Natalie’s face grew longer and grimmer as Berel talked. Why, she asked, was this necessary? Louis was adaptable and thriving. Seeing his mother every day was the best thing for him. Berel did not argue about any of that, but he urged that, all in all, the best thing was to let Louis go. Sickness, malnutrition, transport, and German cruelty were ever-present dangers here, worse than the temporary risk of getting him out. Natalie gave no ground. I am abstracting here a low-toned Yiddish conversation that took more than an hour, before Berel dropped it and said he had business with me. She went off to bed. We talked Polish, which she doesn’t understand.

Now my pencil halts. How to write down what he told me?

I will not try to recapitulate his journeyings and ordeals. Imagination numbs, belief fails. Berel has passed through all seven circles of the inferno that Germany has made of eastern Europe. The very worst rumors about the Jewish fate are not only true, but very pale and gentle intimations of the truth. With his own hands my cousin has disinterred from mass graves and burned thousands of murdered men, women, and children.

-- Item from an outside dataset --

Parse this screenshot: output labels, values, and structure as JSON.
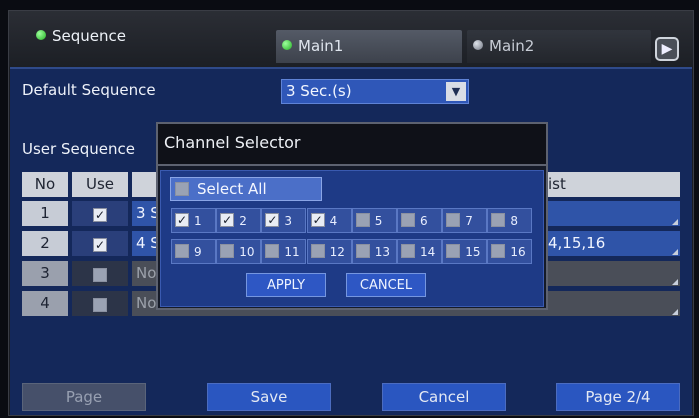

Such graves dot all of eastern Europe near cities where Jews once lived. A million and a half buried corpses, is his conservative guess.

In certain camps, including the one outside our old yeshiva town of Oswiecim, huge poison gas cellars exist for killing thousands of people at a time. A crowd to fill a great opera house, crammed into an enormous basement and asphyxiated all at once! Arriving fresh off sealed trains from all over Europe, they are murdered then and there. Great crematoriums burn up the bodies. Tall chimneys dominate the camp landscape, vomiting flames, greasy smoke, and human scraps and ash twenty-four hours a day, when an “action” is on. Berel was not recounting rumors. He worked in a construction gang that built such a crematorium.